志布志事件や富山の婦女暴行えん罪など、警察の捜査・取り調べに対する不信が高まるなか、警察庁が指針を出した。「してはならないこと」が列挙されている。ということは、やっていたということ。
・ 容疑者の身体を触る
・ 暴力を振るったり机をたたいたりして威嚇する
・ 不安・困惑させるような言動
・ 一定の動作や姿勢を強要する
・ 便宜を与えたり、約束したりする
・ 尊厳を著しく害する言動
・ 上司の承認なしでの長時間・深夜の取り調べ
これを志布志事件(2003年鹿児島県議選選挙違反でっちあげ)での取り調べにあてはめると、
・長時間:平均550時間、最大740時間の取り調べ
・威嚇:机をたたいて「立て」。身体もたたいた。
・不安・困惑:「死刑にしてやる」「ピストルで撃つ」など
・同じ姿勢:毎日12時間。頸椎を傷めて入院
・ 尊厳:家族の名前を書いた紙を「踏み字」
この事件を調べた大谷昭宏は「こんな指針作ったって、何の意味もない」という。「日弁連がいうように、また民主党も法案を出すが、取り調べの一部始終をDVDに撮ればいいじゃないか。なぜそれができないか」
木場弘子は「監視するのも、警察官でしょう」
警察庁は、取調室にマジックミラーをつけるとしている。が、大谷は、「そんなことしても、身内なんだから、『お前なんでうろうろするんだ』『見ていたことにしろ』ということになる」という。

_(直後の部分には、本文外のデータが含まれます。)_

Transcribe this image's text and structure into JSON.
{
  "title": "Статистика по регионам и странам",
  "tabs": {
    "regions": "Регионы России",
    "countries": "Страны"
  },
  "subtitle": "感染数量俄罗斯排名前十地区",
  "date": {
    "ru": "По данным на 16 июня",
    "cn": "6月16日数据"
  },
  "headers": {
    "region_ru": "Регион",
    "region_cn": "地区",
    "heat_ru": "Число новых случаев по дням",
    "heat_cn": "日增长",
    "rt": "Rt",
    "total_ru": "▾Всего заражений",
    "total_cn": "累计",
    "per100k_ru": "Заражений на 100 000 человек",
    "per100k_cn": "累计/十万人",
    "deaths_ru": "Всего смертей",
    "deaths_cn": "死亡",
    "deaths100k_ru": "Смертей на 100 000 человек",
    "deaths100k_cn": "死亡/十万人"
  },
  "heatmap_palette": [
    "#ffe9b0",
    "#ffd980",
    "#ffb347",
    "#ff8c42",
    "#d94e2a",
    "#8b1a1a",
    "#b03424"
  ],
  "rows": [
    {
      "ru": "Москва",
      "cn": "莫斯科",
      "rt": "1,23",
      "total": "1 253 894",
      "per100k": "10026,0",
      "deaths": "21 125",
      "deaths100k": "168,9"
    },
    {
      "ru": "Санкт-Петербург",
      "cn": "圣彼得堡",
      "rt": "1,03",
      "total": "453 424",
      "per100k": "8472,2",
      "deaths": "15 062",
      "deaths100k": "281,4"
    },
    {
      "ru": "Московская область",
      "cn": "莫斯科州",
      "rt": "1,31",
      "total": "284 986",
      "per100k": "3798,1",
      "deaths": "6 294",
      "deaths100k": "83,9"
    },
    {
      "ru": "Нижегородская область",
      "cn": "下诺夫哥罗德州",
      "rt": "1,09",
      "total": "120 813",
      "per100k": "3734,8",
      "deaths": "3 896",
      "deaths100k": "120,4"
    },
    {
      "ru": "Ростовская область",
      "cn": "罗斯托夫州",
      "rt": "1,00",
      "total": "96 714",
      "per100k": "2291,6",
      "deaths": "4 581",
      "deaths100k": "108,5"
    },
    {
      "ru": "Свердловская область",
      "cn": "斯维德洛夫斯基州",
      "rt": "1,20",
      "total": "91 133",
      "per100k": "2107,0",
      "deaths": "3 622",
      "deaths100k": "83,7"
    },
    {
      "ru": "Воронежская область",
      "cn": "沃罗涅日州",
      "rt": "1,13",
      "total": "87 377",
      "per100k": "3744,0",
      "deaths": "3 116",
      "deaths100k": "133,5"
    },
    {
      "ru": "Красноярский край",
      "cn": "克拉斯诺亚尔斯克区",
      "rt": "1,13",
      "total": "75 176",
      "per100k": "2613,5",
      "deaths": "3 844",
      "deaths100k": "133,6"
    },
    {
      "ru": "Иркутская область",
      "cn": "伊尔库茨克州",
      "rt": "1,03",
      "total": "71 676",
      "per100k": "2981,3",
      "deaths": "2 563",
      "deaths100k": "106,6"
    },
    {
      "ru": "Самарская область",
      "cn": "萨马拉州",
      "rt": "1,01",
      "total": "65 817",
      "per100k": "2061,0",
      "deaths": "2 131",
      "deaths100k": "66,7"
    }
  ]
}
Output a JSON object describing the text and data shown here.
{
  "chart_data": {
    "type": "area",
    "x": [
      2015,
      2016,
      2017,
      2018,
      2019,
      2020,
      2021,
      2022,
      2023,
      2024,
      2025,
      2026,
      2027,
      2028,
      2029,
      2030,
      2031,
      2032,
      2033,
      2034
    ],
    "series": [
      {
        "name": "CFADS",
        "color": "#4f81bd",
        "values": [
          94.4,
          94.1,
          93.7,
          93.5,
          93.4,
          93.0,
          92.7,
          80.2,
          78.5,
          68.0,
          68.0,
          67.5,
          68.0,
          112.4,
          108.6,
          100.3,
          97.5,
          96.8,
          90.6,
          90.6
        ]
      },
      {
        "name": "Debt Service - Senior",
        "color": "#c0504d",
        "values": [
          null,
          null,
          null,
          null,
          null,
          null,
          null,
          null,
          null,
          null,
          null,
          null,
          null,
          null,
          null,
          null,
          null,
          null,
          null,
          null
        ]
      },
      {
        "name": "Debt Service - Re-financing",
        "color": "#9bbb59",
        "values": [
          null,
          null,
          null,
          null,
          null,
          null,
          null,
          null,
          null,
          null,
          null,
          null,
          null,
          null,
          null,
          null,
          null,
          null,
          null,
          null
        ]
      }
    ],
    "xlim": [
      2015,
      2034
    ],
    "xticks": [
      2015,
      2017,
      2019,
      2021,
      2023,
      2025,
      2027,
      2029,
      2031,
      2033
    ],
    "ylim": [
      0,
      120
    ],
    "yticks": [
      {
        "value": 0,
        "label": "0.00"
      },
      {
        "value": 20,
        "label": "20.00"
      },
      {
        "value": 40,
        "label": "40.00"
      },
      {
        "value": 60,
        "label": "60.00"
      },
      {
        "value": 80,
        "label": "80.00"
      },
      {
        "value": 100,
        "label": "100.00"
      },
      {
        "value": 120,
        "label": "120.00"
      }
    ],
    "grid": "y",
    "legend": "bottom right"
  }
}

「踏み字」をさせられた川畑幸夫さんも、「マジックミラーつけたって、身内が見ているんじゃダメ」といっている。
大谷は「現場検証なんかで自宅へ連れられていって、『早くいわないと娘に見られるぞ』とやられて、ウソの供述している。そっちの方が恐い」という。
志布志事件の取り調べでは、自殺未遂が3人、意識不明で病院に運ばれた人が5人も出ている。

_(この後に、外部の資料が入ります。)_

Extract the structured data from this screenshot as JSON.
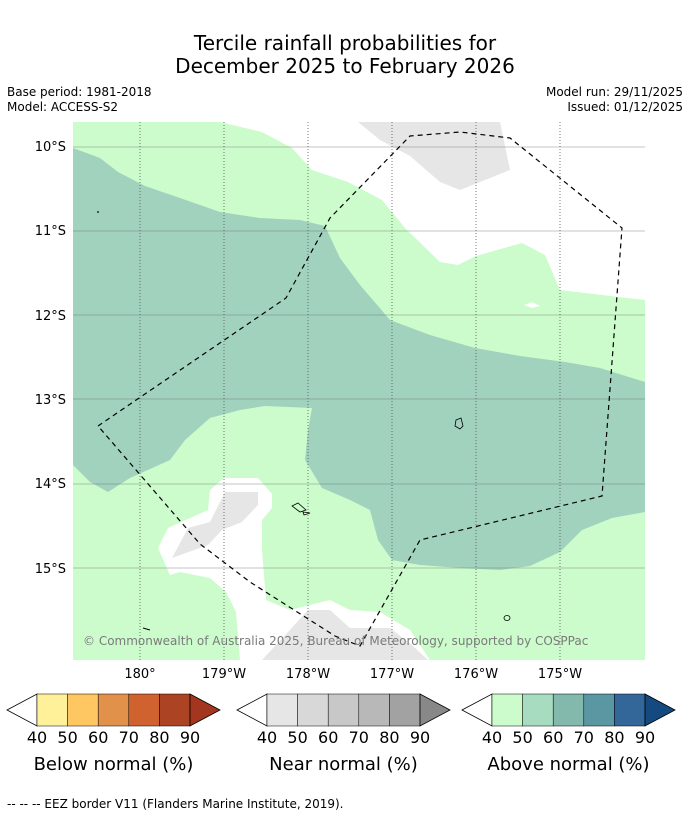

大谷はさらに、「 良心的な捜査員は、やりたくないから捜査からはずしてくれ、とまでいってる。また、一線の警察官は、こうしたことで裁判に引っぱり出されるくらいなら、全部撮ってくれ、といってもいる。わかってないのは霞ヶ関だけ。一戦の警察官の声になぜ警察庁は答えないのか」と声を強めた。
この事件で、「踏み字」の強要などで特別公務員暴行陵虐罪に問われた、鹿児島県警の元警部補、濱田隆広被告にきのう(1月24日)、懲役10月が求刑されている。
なかった事件をでっちあげても、10カ月? この意味をよく考えてみよう。